死に在庫を生き生きとした「ライブ ストック」に スタイリストの挑戦、故郷の長野から全国に

AI要約

長野県上田市でセレクトショップを手掛ける小沢宏スタイリストが考えた"ライブ ストック"というビジネスモデルについて。

"ライブ ストック"は在庫を審美眼を生かしてセレクトし、倉庫に眠っていた"デッド ストック"に命を吹き込んで販売する。

小沢の"逆張り"なアプローチや"雑誌の3D化"という発想がオフプライスストアと一線を画し、"エディストリアル ストア"を上田市から都内へと広げている。

死に在庫を生き生きとした「ライブ ストック」に スタイリストの挑戦、故郷の長野から全国に

故郷の長野県上田市でセレクトショップの「エディストリアル ストア(EDISTORIAL STORE)」を手掛ける、小沢宏スタイリストの「ライブ ストック」という考え方が広がっている。「エディストリアル ストア」は、アパレル企業が倉庫で寝かしている在庫を、小沢のスタイリストとしての審美眼を生かしてセレクトして販売。雑誌のシューティングページのような世界観の演出やミックスコーディネイトで思いを発信しながら、死に在庫だった「デッド ストック」に命を吹き込み、生き生きとした魅力を放つ「ライブ ストック」として販売する。業界人らしい“洋服愛”とスタイリストとして培った人脈やノウハウに基づく小沢の取り組みは、在庫問題に苦慮するアパレルメーカーやディストリビューター、商業施設などの賛同を得て、拡大中。「ライブ ストック」という考え方を発信する「エディストリアル ストア」のビジネスモデルは、上田市から長野県、そして都内へと広がっている。

オフプライスストアと一線を画す、

「逆張り」と「雑誌の3D化」

>「焦り」を感じていたスタイリスト小沢宏が、地元で審美眼を生かして在庫活用のセレクトショップ

小沢が「エディストリアル ストア」を立ち上げた経緯は、上のリンクの通り。アパレルメーカーなどから「新古品(一度は出荷されたが未使用の商品のこと)」を買い取って販売するビジネスモデルは、一般的には「オフプライス」業態と呼ばれるが、小沢は「(オフプライスとは)異なっている」と話す。

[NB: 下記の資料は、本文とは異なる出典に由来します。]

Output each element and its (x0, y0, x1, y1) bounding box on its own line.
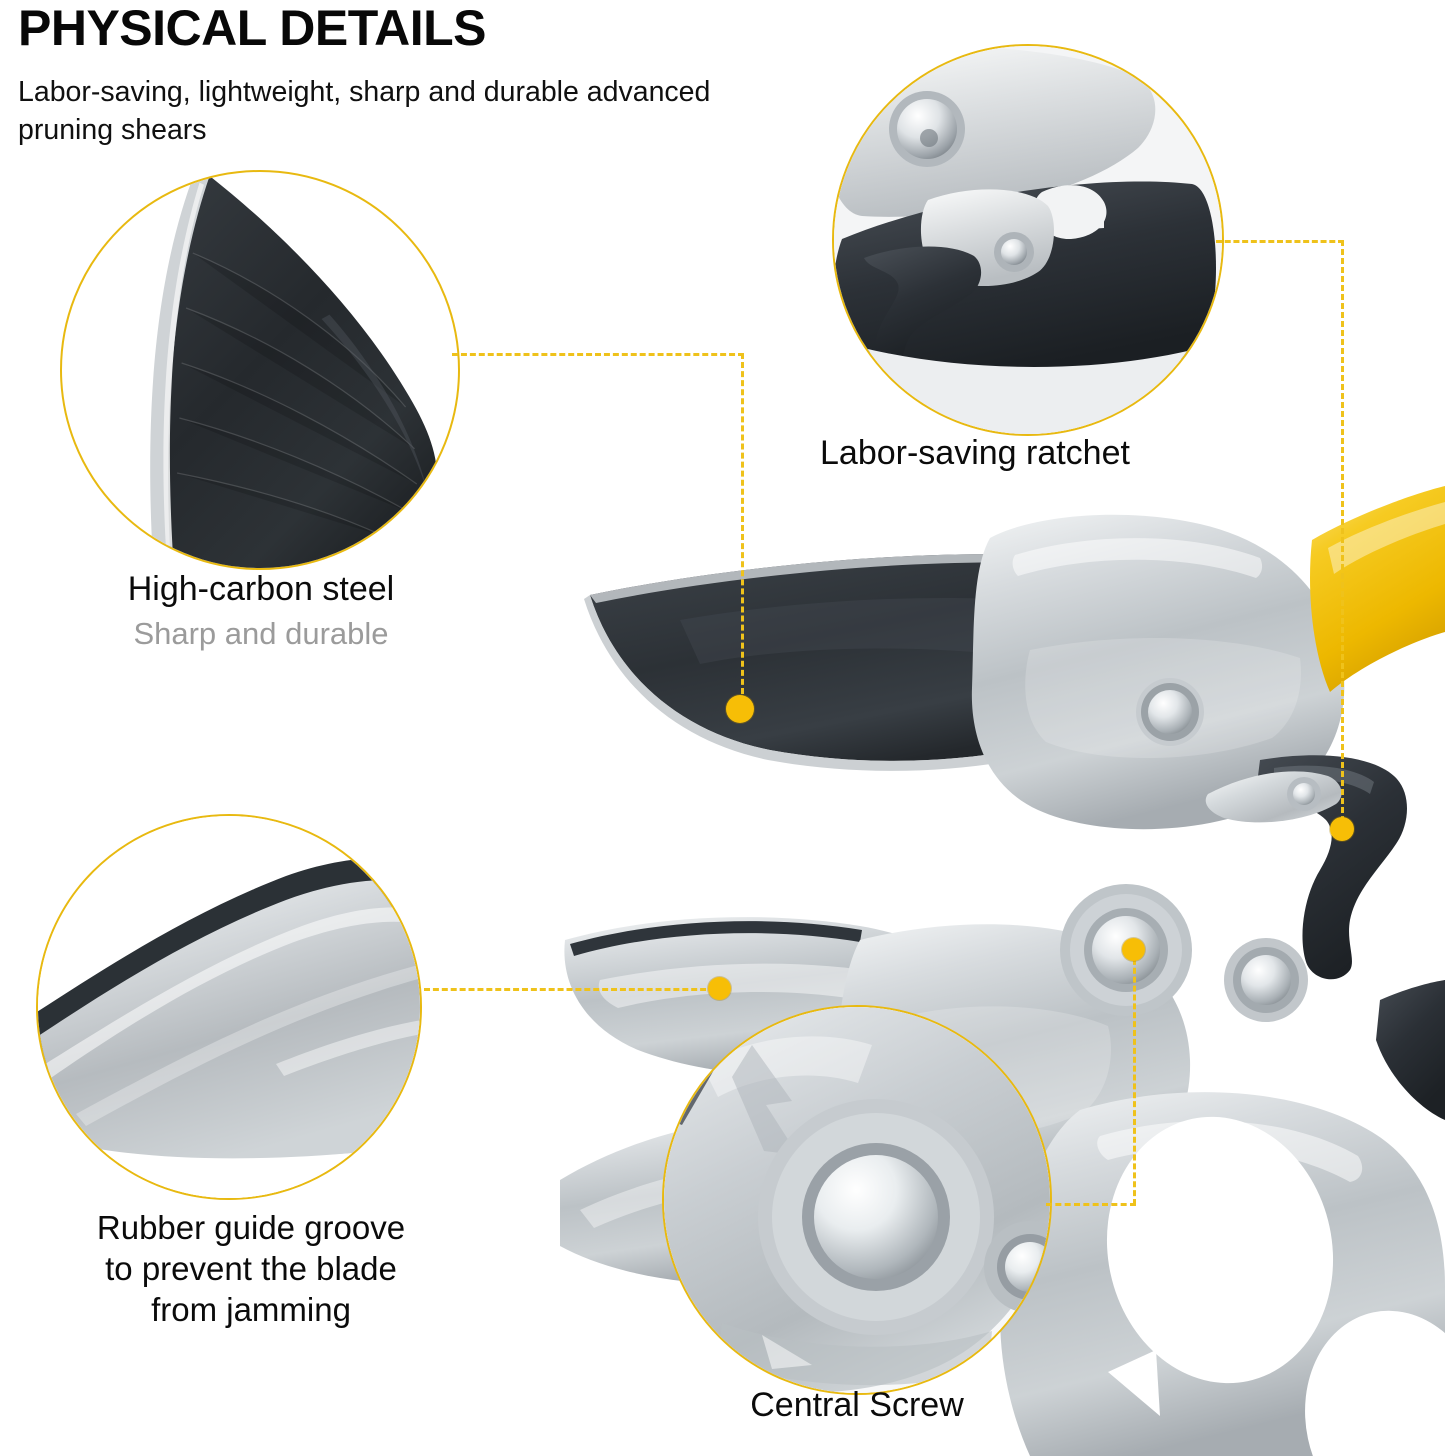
callout-label-rubber-guide-groove-line3: from jamming (151, 1291, 351, 1328)
page-title: PHYSICAL DETAILS (18, 0, 486, 56)
connector-line-central-screw-v (1133, 950, 1136, 1205)
callout-sublabel-high-carbon-steel: Sharp and durable (133, 616, 389, 651)
connector-line-ratchet-v (1341, 240, 1344, 822)
connector-dot-groove (708, 977, 731, 1000)
connector-line-central-screw-h (1046, 1203, 1136, 1206)
connector-dot-ratchet (1330, 817, 1354, 841)
callout-circle-central-screw (662, 1005, 1052, 1395)
callout-label-rubber-guide-groove-line2: to prevent the blade (105, 1250, 397, 1287)
callout-circle-labor-saving-ratchet (832, 44, 1224, 436)
callout-label-labor-saving-ratchet: Labor-saving ratchet (820, 434, 1130, 472)
callout-circle-rubber-guide-groove (36, 814, 422, 1200)
callout-label-central-screw: Central Screw (750, 1386, 964, 1424)
connector-dot-central-screw (1122, 938, 1145, 961)
callout-label-rubber-guide-groove-line1: Rubber guide groove (96, 1209, 406, 1246)
page-subtitle: Labor-saving, lightweight, sharp and dur… (18, 76, 711, 146)
connector-line-groove-h (424, 988, 715, 991)
connector-line-high-carbon-steel-v (741, 353, 744, 703)
callout-label-high-carbon-steel: High-carbon steel (127, 570, 395, 608)
connector-dot-high-carbon-steel (726, 695, 754, 723)
callout-circle-high-carbon-steel (60, 170, 460, 570)
connector-line-high-carbon-steel-h (452, 353, 744, 356)
connector-line-ratchet-h (1216, 240, 1344, 243)
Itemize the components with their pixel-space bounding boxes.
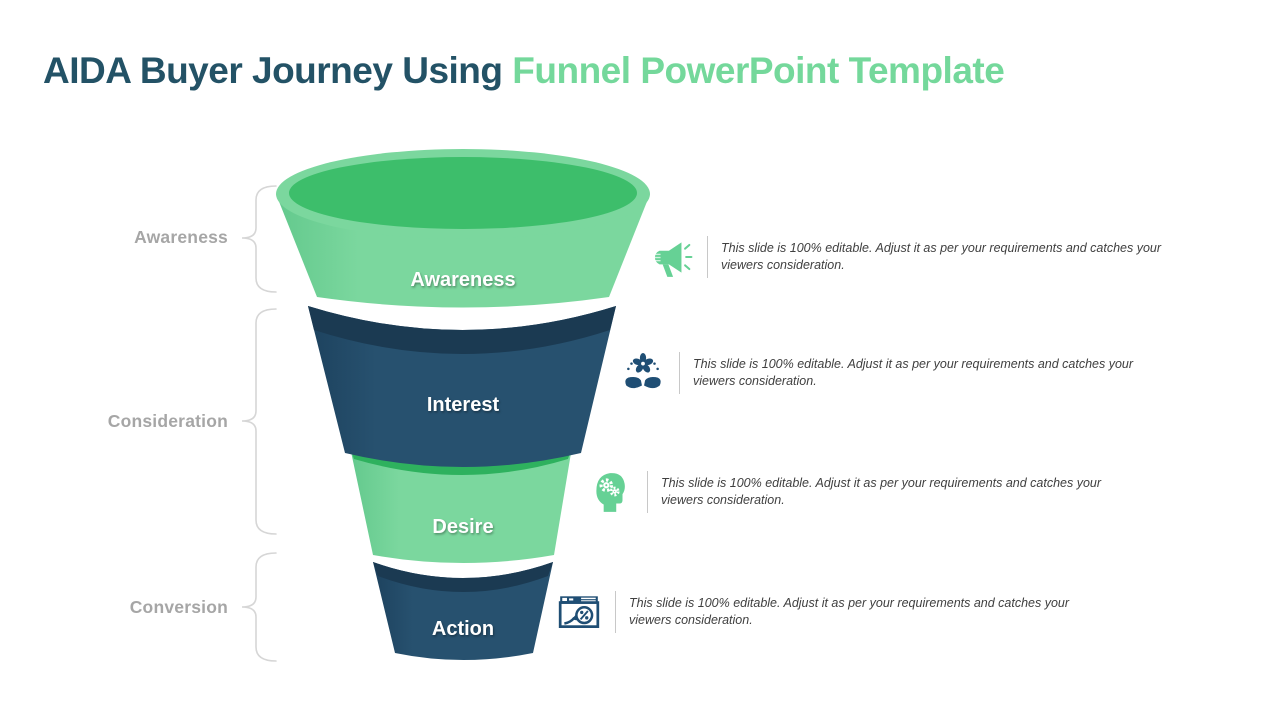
funnel-label-action: Action [431, 618, 495, 640]
brace-awareness [241, 185, 277, 293]
divider [647, 471, 648, 513]
stage-label-awareness: Awareness [134, 227, 228, 247]
annotation-text: This slide is 100% editable. Adjust it a… [721, 241, 1162, 272]
annotation-row-action: This slide is 100% editable. Adjust it a… [556, 582, 1084, 642]
funnel-label-awareness: Awareness [410, 269, 516, 291]
title-part-dark: AIDA Buyer Journey Using [43, 50, 503, 91]
page-title: AIDA Buyer Journey Using Funnel PowerPoi… [43, 50, 1005, 92]
funnel-level-awareness [276, 149, 650, 308]
brace-consideration [241, 308, 277, 535]
annotation-row-awareness: This slide is 100% editable. Adjust it a… [648, 227, 1176, 287]
annotation-text: This slide is 100% editable. Adjust it a… [629, 596, 1070, 627]
funnel-level-desire [350, 447, 572, 563]
divider [679, 352, 680, 394]
title-part-green: Funnel PowerPoint Template [512, 50, 1005, 91]
funnel-label-interest: Interest [426, 394, 500, 416]
head-gears-icon [588, 469, 634, 515]
megaphone-icon [648, 234, 694, 280]
funnel-level-interest [308, 306, 616, 467]
hands-care-icon [620, 350, 666, 396]
conversion-chart-icon [556, 589, 602, 635]
divider [615, 591, 616, 633]
stage-label-consideration: Consideration [107, 411, 228, 431]
annotation-row-desire: This slide is 100% editable. Adjust it a… [588, 462, 1116, 522]
funnel-label-desire: Desire [432, 516, 494, 538]
annotation-text: This slide is 100% editable. Adjust it a… [693, 357, 1134, 388]
annotation-row-interest: This slide is 100% editable. Adjust it a… [620, 343, 1148, 403]
funnel-level-action [373, 562, 553, 660]
annotation-text: This slide is 100% editable. Adjust it a… [661, 476, 1102, 507]
brace-conversion [241, 552, 277, 662]
divider [707, 236, 708, 278]
stage-label-conversion: Conversion [129, 597, 228, 617]
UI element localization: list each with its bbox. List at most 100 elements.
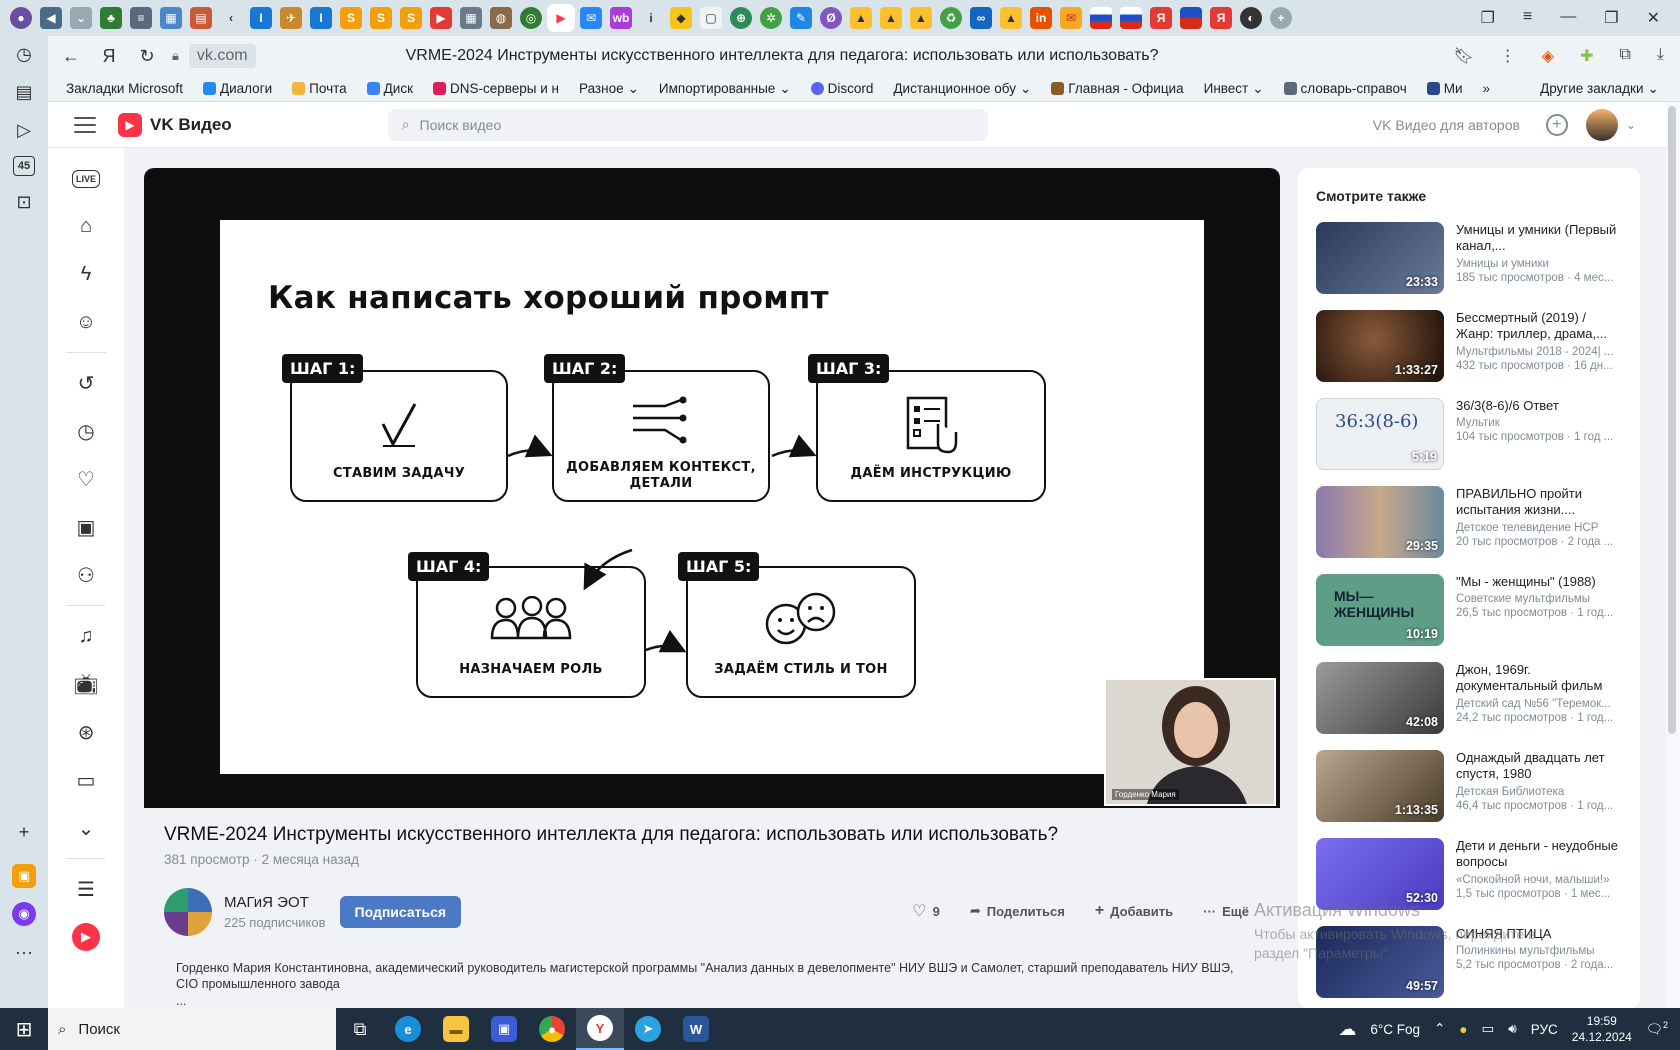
telegram-icon[interactable]: ➤ xyxy=(624,1008,672,1050)
related-channel[interactable]: Полинкины мультфильмы xyxy=(1456,945,1595,958)
tab-icon[interactable]: S xyxy=(340,7,362,29)
related-channel[interactable]: Детское телевидение НСР xyxy=(1456,521,1599,534)
tab-icon[interactable]: ⊕ xyxy=(730,7,752,29)
tab-icon[interactable]: ▲ xyxy=(880,7,902,29)
video-thumbnail[interactable]: 42:08 xyxy=(1316,662,1444,734)
tab-icon[interactable]: ◍ xyxy=(490,7,512,29)
close-icon[interactable]: ✕ xyxy=(1646,10,1660,27)
tray-chevron-up-icon[interactable]: ⌃ xyxy=(1433,1021,1446,1036)
bookmark-item[interactable]: Диалоги xyxy=(202,81,272,96)
sidebar-app-icon[interactable]: ▣ xyxy=(12,864,36,888)
hamburger-menu-icon[interactable] xyxy=(74,116,96,133)
tab-icon[interactable] xyxy=(1120,7,1142,29)
save-disk-icon[interactable]: ▣ xyxy=(480,1008,528,1050)
tab-icon[interactable]: ✉ xyxy=(580,7,602,29)
related-title[interactable]: СИНЯЯ ПТИЦА xyxy=(1456,926,1552,941)
like-button[interactable]: ♡9 xyxy=(901,894,951,928)
tab-icon[interactable]: S xyxy=(400,7,422,29)
kids-icon[interactable]: ☺ xyxy=(75,310,97,333)
tab-icon[interactable] xyxy=(1180,7,1202,29)
subscriptions-icon[interactable]: ⚇ xyxy=(77,564,95,587)
bookmark-item[interactable]: Ми xyxy=(1426,81,1463,96)
video-thumbnail[interactable]: МЫ—ЖЕНЩИНЫ 10:19 xyxy=(1316,574,1444,646)
notifications-icon[interactable]: 🗨︎2 xyxy=(1645,1020,1668,1037)
chevron-down-icon[interactable]: ⌄ xyxy=(1625,117,1636,132)
language-indicator[interactable]: РУС xyxy=(1530,1021,1558,1037)
related-title[interactable]: Однаждый двадцать лет спустя, 1980 xyxy=(1456,750,1605,782)
live-icon[interactable]: LIVE xyxy=(72,170,100,188)
related-channel[interactable]: Детский сад №56 "Теремок... xyxy=(1456,697,1611,710)
related-title[interactable]: Бессмертный (2019) / Жанр: триллер, драм… xyxy=(1456,310,1607,342)
collections-icon[interactable]: ▤ xyxy=(15,81,33,102)
tab-list-chevron-icon[interactable]: ⌄ xyxy=(70,7,92,29)
share-button[interactable]: ➦Поделиться xyxy=(958,894,1076,928)
tab-icon[interactable]: ✈ xyxy=(280,7,302,29)
tab-icon[interactable]: ▦ xyxy=(160,7,182,29)
podcast-icon[interactable]: ♫ xyxy=(78,624,94,647)
tab-icon[interactable]: ♻ xyxy=(940,7,962,29)
related-title[interactable]: "Мы - женщины" (1988) xyxy=(1456,574,1596,589)
tab-icon[interactable]: Я xyxy=(1150,7,1172,29)
word-icon[interactable]: W xyxy=(672,1008,720,1050)
media-play-icon[interactable]: ▷ xyxy=(17,119,31,140)
tab-icon[interactable]: in xyxy=(1030,7,1052,29)
tab-icon[interactable]: ◎ xyxy=(520,7,542,29)
tab-icon[interactable]: ∞ xyxy=(970,7,992,29)
authors-link[interactable]: VK Видео для авторов xyxy=(1372,116,1520,133)
bookmark-item[interactable]: Диск xyxy=(366,81,413,96)
video-thumbnail[interactable]: 36:3(8-6) 5:19 xyxy=(1316,398,1444,470)
tab-active-vk-video-icon[interactable]: ▶ xyxy=(550,7,572,29)
yandex-browser-icon[interactable]: Y xyxy=(576,1008,624,1050)
other-bookmarks-folder[interactable]: Другие закладки⌄ xyxy=(1540,81,1659,97)
history-icon[interactable]: ↺ xyxy=(77,372,95,395)
sidebar-more-icon[interactable]: ··· xyxy=(15,941,33,962)
bookmarks-overflow[interactable]: » xyxy=(1482,81,1491,96)
windows-start-icon[interactable]: ⊞ xyxy=(15,1018,33,1041)
menu-icon[interactable]: ≡ xyxy=(1522,8,1533,25)
tabs-view-icon[interactable]: ❐ xyxy=(1480,10,1495,27)
tab-icon[interactable]: ▢ xyxy=(700,7,722,29)
tv-icon[interactable]: 📺︎ xyxy=(73,673,99,696)
video-thumbnail[interactable]: 52:30 xyxy=(1316,838,1444,910)
related-title[interactable]: Джон, 1969г. документальный фильм xyxy=(1456,662,1603,694)
tab-icon[interactable]: i xyxy=(649,11,653,25)
film-reel-icon[interactable]: ⊛ xyxy=(77,721,95,744)
queue-list-icon[interactable]: ☰ xyxy=(77,878,95,901)
tab-icon[interactable]: S xyxy=(370,7,392,29)
tab-icon[interactable]: ♣ xyxy=(100,7,122,29)
bookmark-item[interactable]: Почта xyxy=(292,81,347,96)
user-avatar[interactable] xyxy=(1585,108,1618,141)
volume-icon[interactable]: 🔊︎ xyxy=(1508,1021,1517,1036)
related-video-item[interactable]: 23:33 Умницы и умники (Первый канал,...У… xyxy=(1316,222,1636,294)
weather-text[interactable]: 6°C Fog xyxy=(1370,1021,1420,1037)
video-thumbnail[interactable]: 29:35 xyxy=(1316,486,1444,558)
related-channel[interactable]: Мультфильмы 2018 - 2024| ... xyxy=(1456,345,1614,358)
home-icon[interactable]: ⌂ xyxy=(79,214,93,237)
bookmark-item[interactable]: DNS-серверы и н xyxy=(433,81,559,96)
reload-icon[interactable]: ↻ xyxy=(139,45,155,66)
tab-icon[interactable]: ✉ xyxy=(1060,7,1082,29)
tab-icon[interactable]: ◆ xyxy=(670,7,692,29)
chevron-down-icon[interactable]: ⌄ xyxy=(77,817,95,840)
tab-icon[interactable]: I xyxy=(250,7,272,29)
tab-icon[interactable]: ◐ xyxy=(1240,7,1262,29)
video-thumbnail[interactable]: 49:57 xyxy=(1316,926,1444,998)
bookmark-folder[interactable]: Инвест⌄ xyxy=(1204,81,1264,97)
tab-icon[interactable]: Ø xyxy=(820,7,842,29)
tab-icon[interactable]: ▦ xyxy=(460,7,482,29)
related-title[interactable]: Умницы и умники (Первый канал,... xyxy=(1456,222,1617,254)
taskbar-search[interactable]: ⌕ Поиск xyxy=(48,1008,336,1050)
bookmark-item[interactable]: Главная - Официа xyxy=(1051,81,1184,96)
bookmark-item[interactable]: словарь-справоч xyxy=(1283,81,1407,96)
more-options-icon[interactable]: ⋮ xyxy=(1499,48,1516,65)
edge-browser-icon[interactable]: e xyxy=(384,1008,432,1050)
new-tab-plus-icon[interactable]: + xyxy=(1270,7,1292,29)
chrome-icon[interactable]: ● xyxy=(528,1008,576,1050)
tab-icon[interactable]: ≡ xyxy=(130,7,152,29)
related-video-item[interactable]: 52:30 Дети и деньги - неудобные вопросы«… xyxy=(1316,838,1636,910)
related-channel[interactable]: Мультик xyxy=(1456,417,1500,430)
video-description[interactable]: Горденко Мария Константиновна, академиче… xyxy=(164,950,1260,1008)
related-video-item[interactable]: 1:13:35 Однаждый двадцать лет спустя, 19… xyxy=(1316,750,1636,822)
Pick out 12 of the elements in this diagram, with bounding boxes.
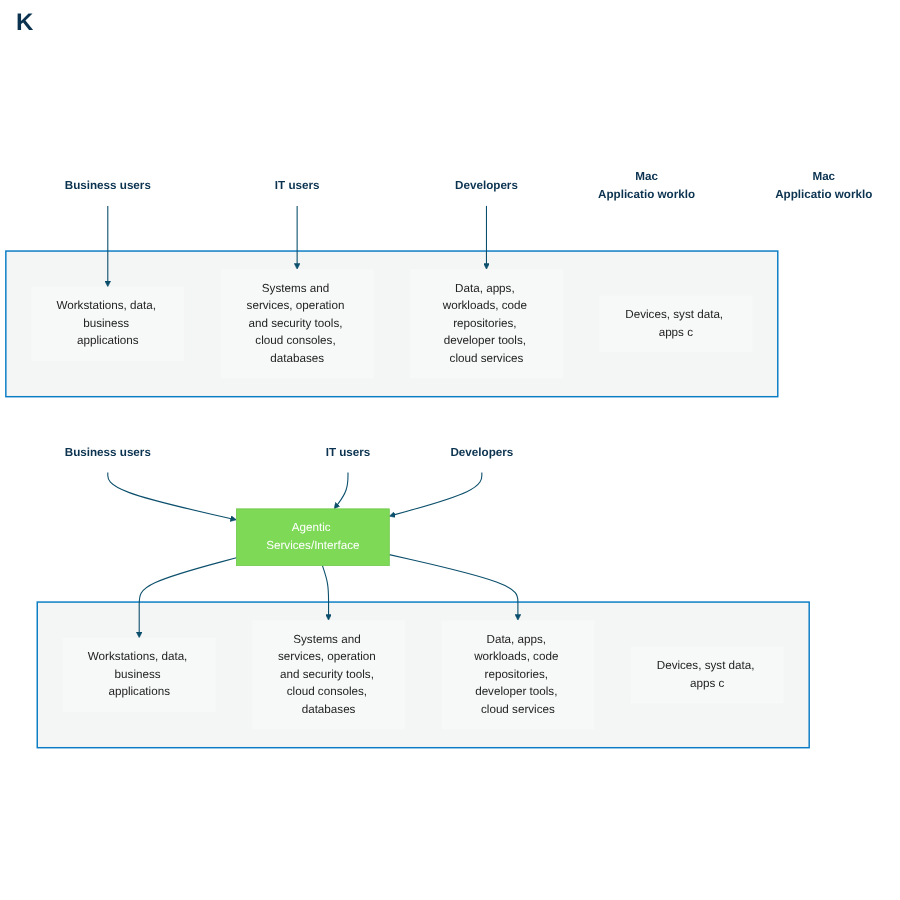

小沢がそう言い切れるのは、スタイリストやフリーの編集者として、長年ファッション誌で活躍してきたキャリアの賜物だろう。まず小沢は、「『エディストリアル ストア』では、時に(当時の)販売価格以上の値段をつけることがある」という。その理由は、「スタイリストならではの『逆張り』」と小沢。「例えばルーズフィット全盛のタイミングで、『いつ、タイトフィットを提案しようか?』と考えて実行するなど、スタイリストは常に時代の先を読んで、『逆張り』している」と続ける。通常のオフプライスストアは、「新古品」を“シーズン落ち”と捉え、価値は下がっているから当時よりも安く販売している。一方の「エディストリアル ストア」は、その「新古品」が再び、もしくは新たに価値を帯び始めるタイミングで販売しようと試みるから、時に価格は当時よりも高くなるというわけだ。